Hon. Douglas P. Woodlock; Thomas R. Aidala, FAIA, Receive 1996 Thomas Jefferson Award

A passionate judiciary champion of design excellence in American public architecture and a diligent public architect whose unwavering design vision is improving the quality of urban life, have been selected to receive The American Institute of Architects' (AIA) 1996 Thomas Jefferson Award for Public Architecture.

The recipients are Thomas R. Aidala, FAIA, principal architect, urban designer, and principal design consultant, San Jose Redevelopment Agency, and the Honorable Douglas P. Woodlock, judge of the U.S. District Court, District of Massachusetts. The awards will be conferred at the AIA's Accent on Architecture gala, January 30, 1996, in Washington, D.C.

The Thomas Jefferson Award is presented each year to recognize excellence in architectural advocacy and achievement in three areas within the public realm:

  • Public officials or other individuals who, by their role of advocacy, have advanced the public awareness and appreciation of design excellence.
  • Public-service architects who have managed or produced quality design. within government agencies.
  • Private-sector architects who have established a portfolio of accomplishment in the design of architecturally significant public facilities (there were no 1996 nominees in this category).

For the last 14 years, Aidala has challenged notable architects and planners from throughout the country to achieve their best work in response to the context of the design vision he has created for the city of San Jose. Under his direction, more than 50 significant projects have been completed, creating a public and private cooperative effort that has revived the downtown area. "Mr. Aidala demonstrates an indefatigable commitment to design excellence throughout downtown San Jose's new and remade public realm," said the jury. "In open spaces, transportation corridors, cultural facilities and public-private projects, Mr. Aidala's efforts have breathed new life into California's third-largest city."

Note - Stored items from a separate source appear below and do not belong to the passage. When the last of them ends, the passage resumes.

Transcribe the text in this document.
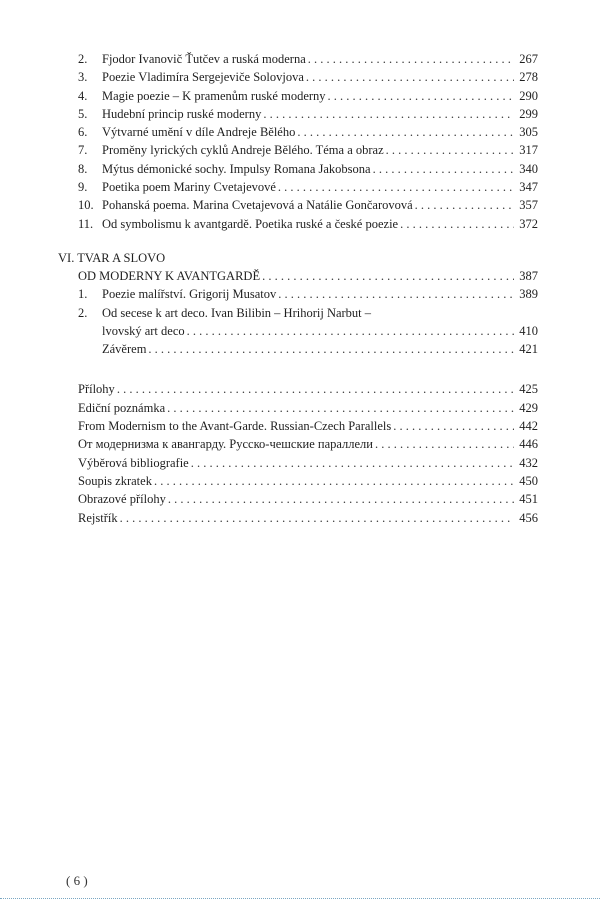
2.	Fjodor Ivanovič Ťutčev a ruská moderna . . .	267
3.	Poezie Vladimíra Sergejeviče Solovjova . . .	278
4.	Magie poezie – K pramenům ruské moderny . . .	290
5.	Hudební princip ruské moderny . . .	299
6.	Výtvarné umění v díle Andreje Bělého . . .	305
7.	Proměny lyrických cyklů Andreje Bělého. Téma a obraz . . .	317
8.	Mýtus démonické sochy. Impulsy Romana Jakobsona . . .	340
9.	Poetika poem Mariny Cvetajevové . . .	347
10. Pohanská poema. Marina Cvetajevová a Natálie Gončarovová . . .	357
11. Od symbolismu k avantgardě. Poetika ruské a české poezie . . .	372
VI. TVAR A SLOVO
OD MODERNY K AVANTGARDĚ . . .	387
1.	Poezie malířství. Grigorij Musatov . . .	389
2.	Od secese k art deco. Ivan Bilibin – Hrihorij Narbut –
lvovský art deco . . .	410
Závěrem . . .	421
Přílohy . . .	425
Ediční poznámka . . .	429
From Modernism to the Avant-Garde. Russian-Czech Parallels . . .	442
От модернизма к авангарду. Русско-чешские параллели . . .	446
Výběrová bibliografie . . .	432
Soupis zkratek . . .	450
Obrazové přílohy . . .	451
Rejstřík . . .	456
( 6 )
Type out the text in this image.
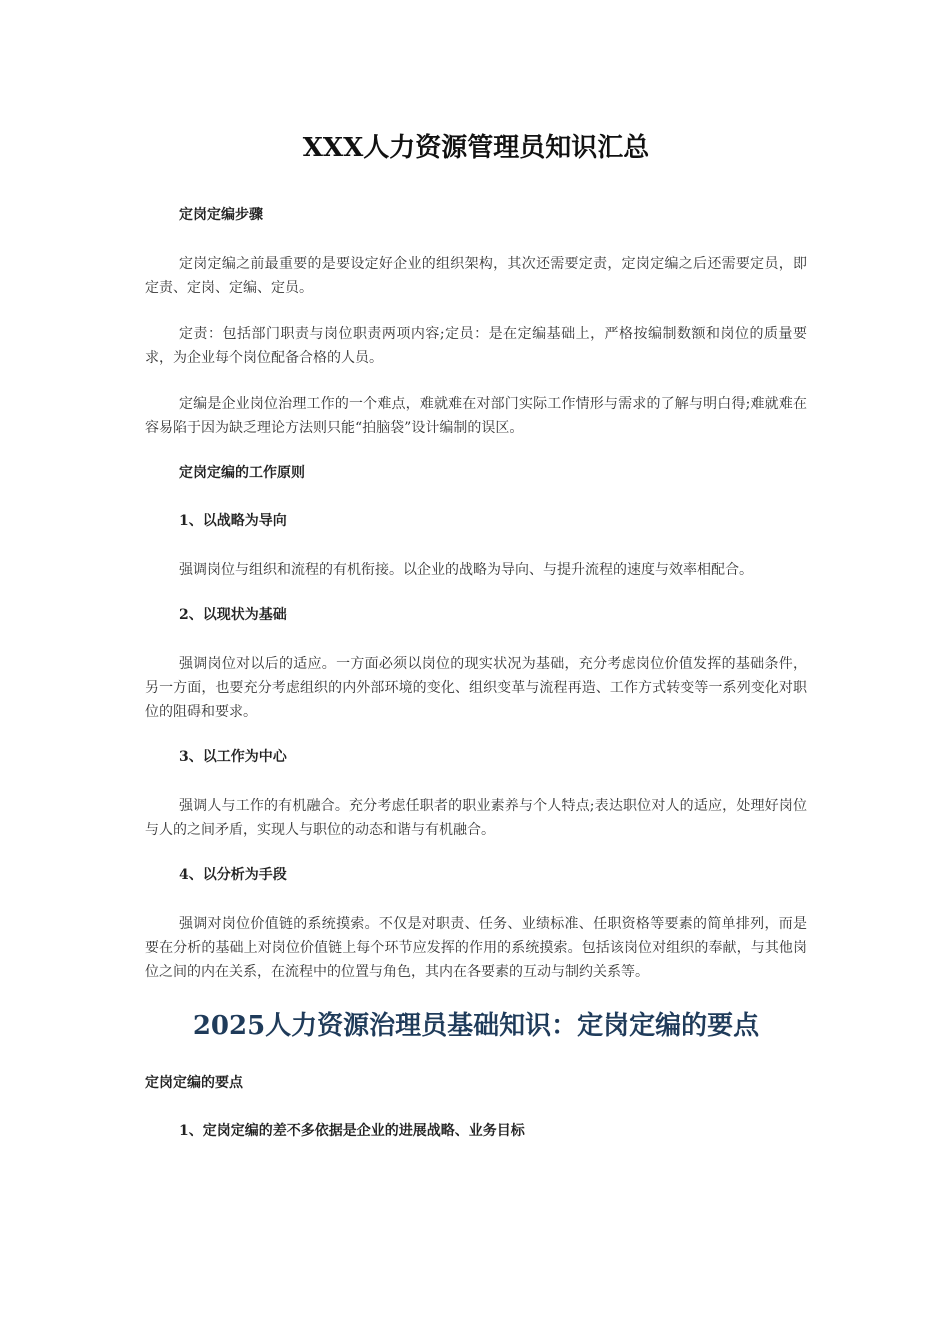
XXX人力资源管理员知识汇总

定岗定编步骤

定岗定编之前最重要的是要设定好企业的组织架构，其次还需要定责，定岗定编之后还需要定员，即定责、定岗、定编、定员。

定责：包括部门职责与岗位职责两项内容;定员：是在定编基础上，严格按编制数额和岗位的质量要求，为企业每个岗位配备合格的人员。

定编是企业岗位治理工作的一个难点，难就难在对部门实际工作情形与需求的了解与明白得;难就难在容易陷于因为缺乏理论方法则只能“拍脑袋”设计编制的误区。

定岗定编的工作原则

1、以战略为导向

强调岗位与组织和流程的有机衔接。以企业的战略为导向、与提升流程的速度与效率相配合。

2、以现状为基础

强调岗位对以后的适应。一方面必须以岗位的现实状况为基础，充分考虑岗位价值发挥的基础条件，另一方面，也要充分考虑组织的内外部环境的变化、组织变革与流程再造、工作方式转变等一系列变化对职位的阻碍和要求。

3、以工作为中心

强调人与工作的有机融合。充分考虑任职者的职业素养与个人特点;表达职位对人的适应，处理好岗位与人的之间矛盾，实现人与职位的动态和谐与有机融合。

4、以分析为手段

强调对岗位价值链的系统摸索。不仅是对职责、任务、业绩标准、任职资格等要素的简单排列，而是要在分析的基础上对岗位价值链上每个环节应发挥的作用的系统摸索。包括该岗位对组织的奉献，与其他岗位之间的内在关系，在流程中的位置与角色，其内在各要素的互动与制约关系等。

2025人力资源治理员基础知识：定岗定编的要点

定岗定编的要点

1、定岗定编的差不多依据是企业的进展战略、业务目标
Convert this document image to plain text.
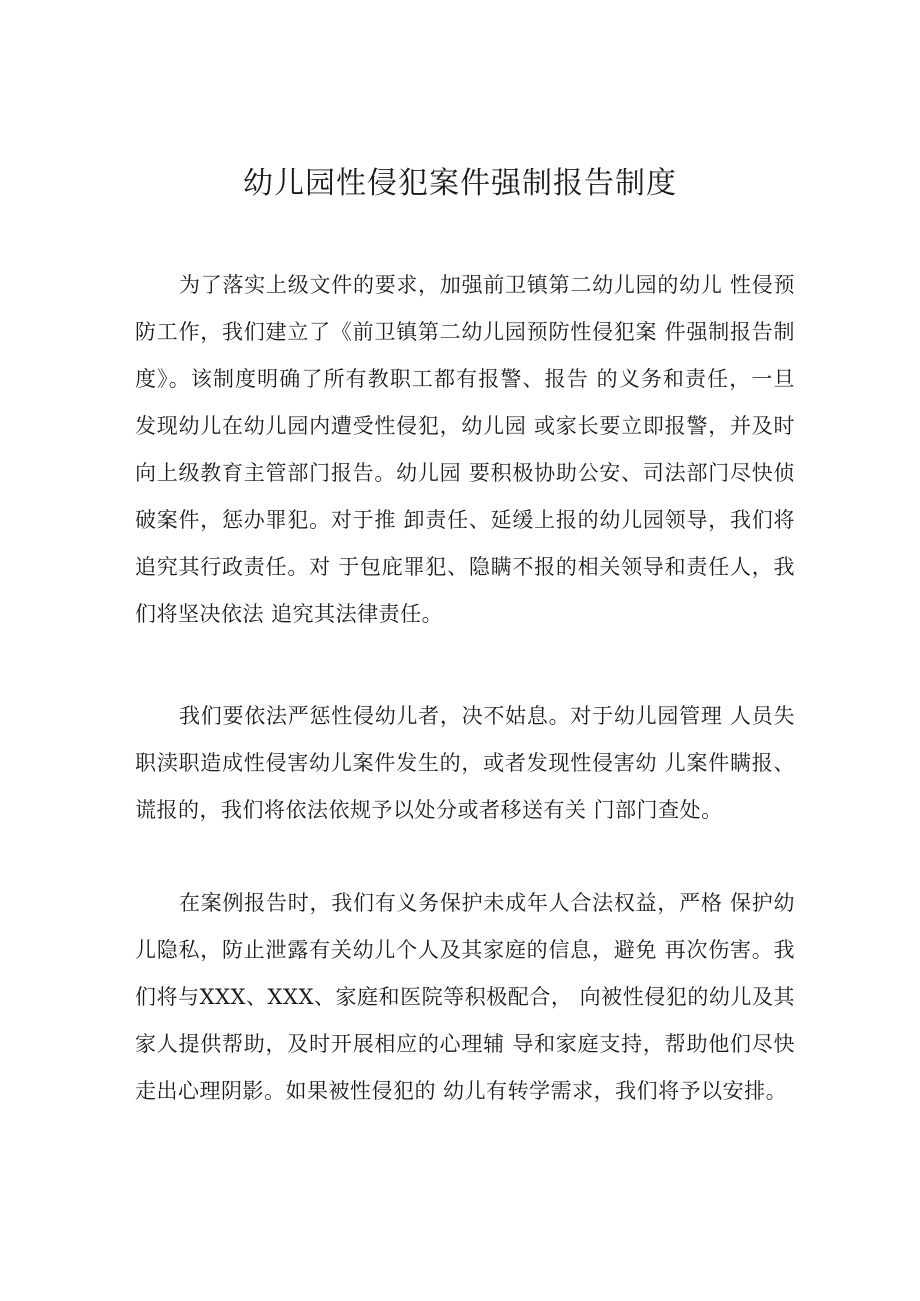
幼儿园性侵犯案件强制报告制度
为了落实上级文件的要求，加强前卫镇第二幼儿园的幼儿 性侵预
防工作，我们建立了《前卫镇第二幼儿园预防性侵犯案 件强制报告制
度》。该制度明确了所有教职工都有报警、报告 的义务和责任，一旦
发现幼儿在幼儿园内遭受性侵犯，幼儿园 或家长要立即报警，并及时
向上级教育主管部门报告。幼儿园 要积极协助公安、司法部门尽快侦
破案件，惩办罪犯。对于推 卸责任、延缓上报的幼儿园领导，我们将
追究其行政责任。对 于包庇罪犯、隐瞒不报的相关领导和责任人，我
们将坚决依法 追究其法律责任。
我们要依法严惩性侵幼儿者，决不姑息。对于幼儿园管理 人员失
职渎职造成性侵害幼儿案件发生的，或者发现性侵害幼 儿案件瞒报、
谎报的，我们将依法依规予以处分或者移送有关 门部门查处。
在案例报告时，我们有义务保护未成年人合法权益，严格 保护幼
儿隐私，防止泄露有关幼儿个人及其家庭的信息，避免 再次伤害。我
们将与XXX、XXX、家庭和医院等积极配合， 向被性侵犯的幼儿及其
家人提供帮助，及时开展相应的心理辅 导和家庭支持，帮助他们尽快
走出心理阴影。如果被性侵犯的 幼儿有转学需求，我们将予以安排。
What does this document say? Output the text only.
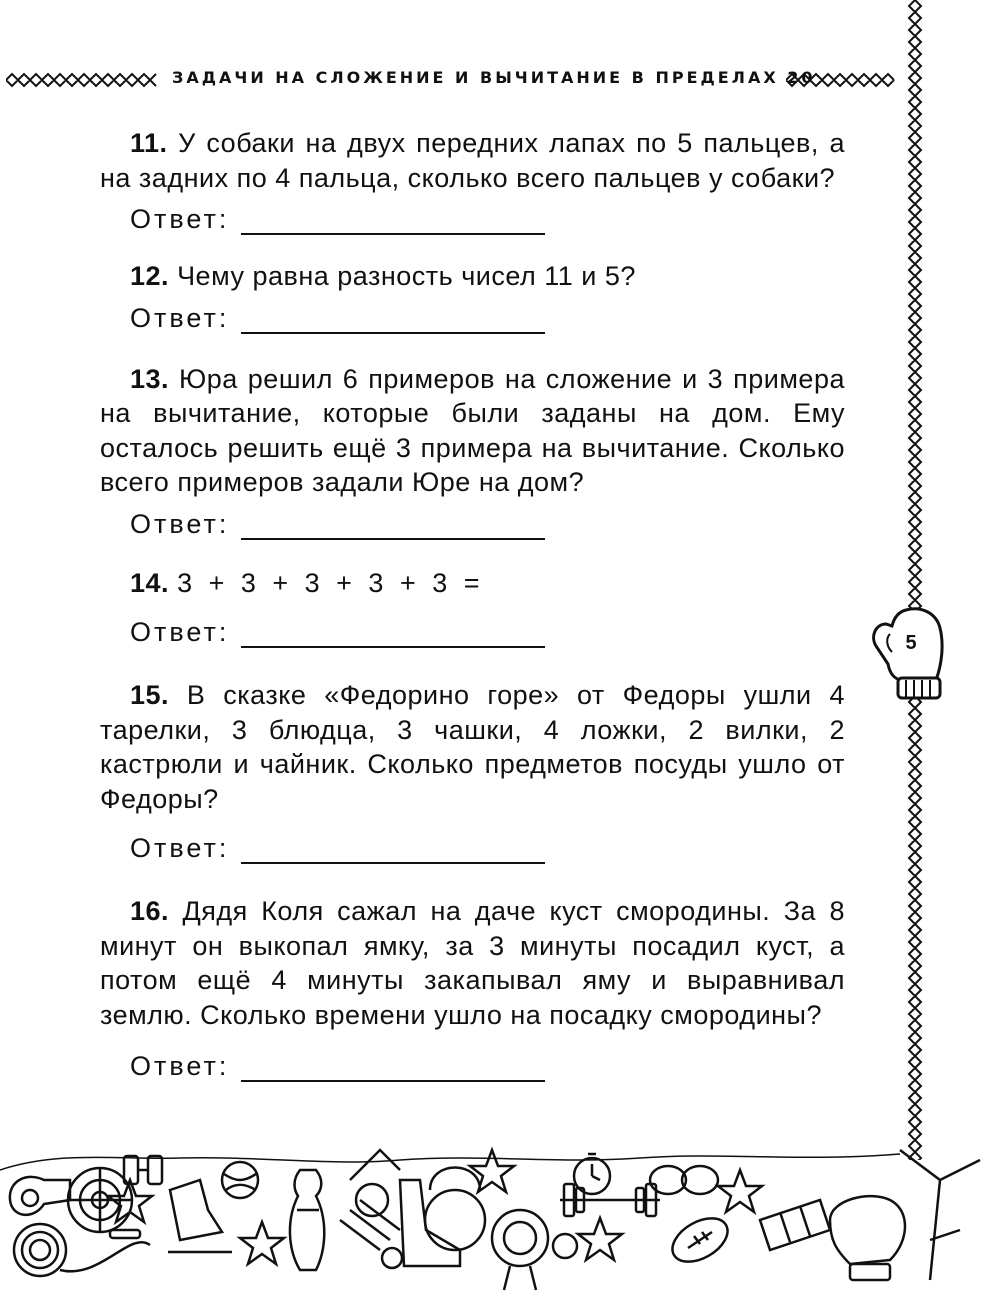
ЗАДАЧИ НА СЛОЖЕНИЕ И ВЫЧИТАНИЕ В ПРЕДЕЛАХ 20
5

11. У собаки на двух передних лапах по 5 пальцев, а на задних по 4 пальца, сколько всего пальцев у собаки?

Ответ:

12. Чему равна разность чисел 11 и 5?

Ответ:

13. Юра решил 6 примеров на сложение и 3 примера на вычитание, которые были заданы на дом. Ему осталось решить ещё 3 примера на вычитание. Сколько всего примеров задали Юре на дом?

Ответ:

14. 3 + 3 + 3 + 3 + 3 =

Ответ:

15. В сказке «Федорино горе» от Федоры ушли 4 тарелки, 3 блюдца, 3 чашки, 4 ложки, 2 вилки, 2 кастрюли и чайник. Сколько предметов посуды ушло от Федоры?

Ответ:

16. Дядя Коля сажал на даче куст смородины. За 8 минут он выкопал ямку, за 3 минуты посадил куст, а потом ещё 4 минуты закапывал яму и выравнивал землю. Сколько времени ушло на посадку смородины?

Ответ:
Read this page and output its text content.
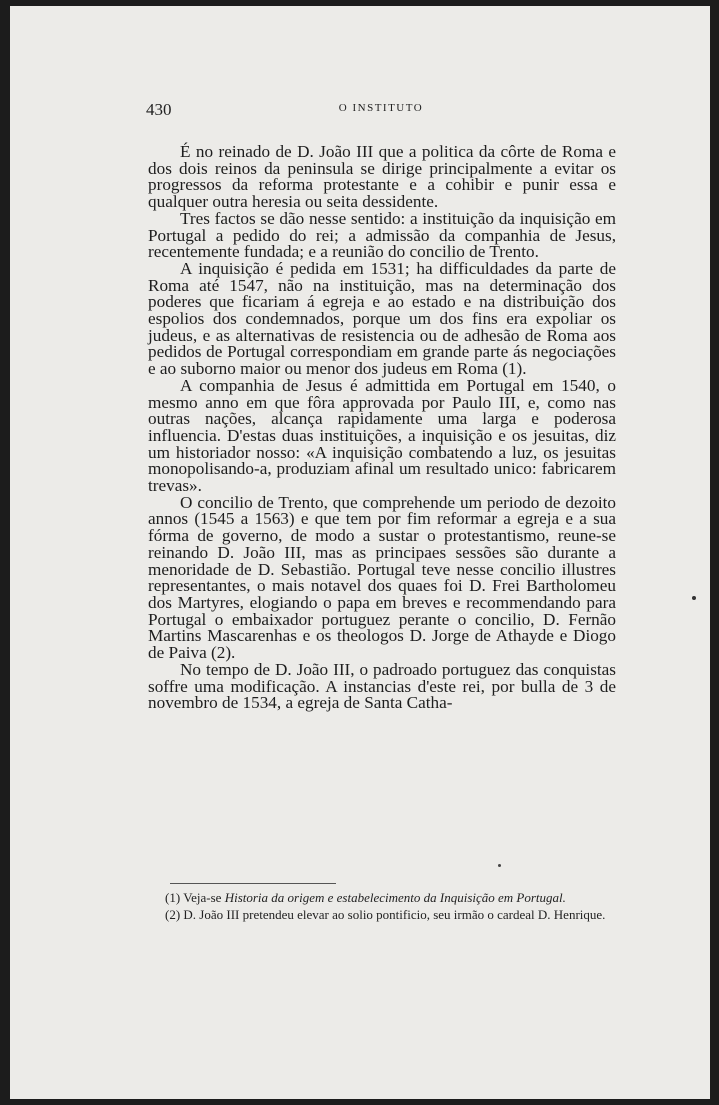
430	O INSTITUTO

É no reinado de D. João III que a politica da côrte de Roma e dos dois reinos da peninsula se dirige principalmente a evitar os progressos da reforma protestante e a cohibir e punir essa e qualquer outra heresia ou seita dessidente.

Tres factos se dão nesse sentido: a instituição da inquisição em Portugal a pedido do rei; a admissão da companhia de Jesus, recentemente fundada; e a reunião do concilio de Trento.

A inquisição é pedida em 1531; ha difficuldades da parte de Roma até 1547, não na instituição, mas na determinação dos poderes que ficariam á egreja e ao estado e na distribuição dos espolios dos condemnados, porque um dos fins era expoliar os judeus, e as alternativas de resistencia ou de adhesão de Roma aos pedidos de Portugal correspondiam em grande parte ás negociações e ao suborno maior ou menor dos judeus em Roma (1).

A companhia de Jesus é admittida em Portugal em 1540, o mesmo anno em que fôra approvada por Paulo III, e, como nas outras nações, alcança rapidamente uma larga e poderosa influencia. D'estas duas instituições, a inquisição e os jesuitas, diz um historiador nosso: «A inquisição combatendo a luz, os jesuitas monopolisando-a, produziam afinal um resultado unico: fabricarem trevas».

O concilio de Trento, que comprehende um periodo de dezoito annos (1545 a 1563) e que tem por fim reformar a egreja e a sua fórma de governo, de modo a sustar o protestantismo, reune-se reinando D. João III, mas as principaes sessões são durante a menoridade de D. Sebastião. Portugal teve nesse concilio illustres representantes, o mais notavel dos quaes foi D. Frei Bartholomeu dos Martyres, elogiando o papa em breves e recommendando para Portugal o embaixador portuguez perante o concilio, D. Fernão Martins Mascarenhas e os theologos D. Jorge de Athayde e Diogo de Paiva (2).

No tempo de D. João III, o padroado portuguez das conquistas soffre uma modificação. A instancias d'este rei, por bulla de 3 de novembro de 1534, a egreja de Santa Catha-

(1) Veja-se Historia da origem e estabelecimento da Inquisição em Portugal.

(2) D. João III pretendeu elevar ao solio pontificio, seu irmão o cardeal D. Henrique.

Aidala's expectation of design quality and professionalism pervades the 120-person Agency. As a result, the agency views successful redevelopment as meeting public needs, achieving the best design possible at the time, and staying within budget.

Follow this link for Mr. Aidala's remarks upon accepting the Thomas Jefferson Award at the 1996 Accent on Architecture Gala, January 30, 1996.

Judge Woodlock is an eloquent national spokesperson and advocate for architectural excellence in public building and, in particular, for the new federal courts expansion program taking place throughout the country. In carrying the message of design excellence in public architecture to a broader audience, Judge Woodlock has led an ongoing series of seminars over the past five years for judges, court officers, and personnel. The seminars inform judicial officers about the process and substance of designing courthouses and the importance of the highest quality of design for civic buildings. Judge Woodlock has a strong scholarly interest in architecture and the symbolism of the courts and regularly lectures at the Harvard Graduate School of Design. He has also developed a definitive, annotated bibliography on courthouse design.

"Judge Woodlock has, with extraordinary devotion, inspired and guided the making of fine architecture for the courthouses of the future," said the jury.

The 1996 Thomas Jefferson Award for Public Architecture jury was chaired by Michael McKinnell, FAIA, of Kallmann, McKinnell & Wood, Boston.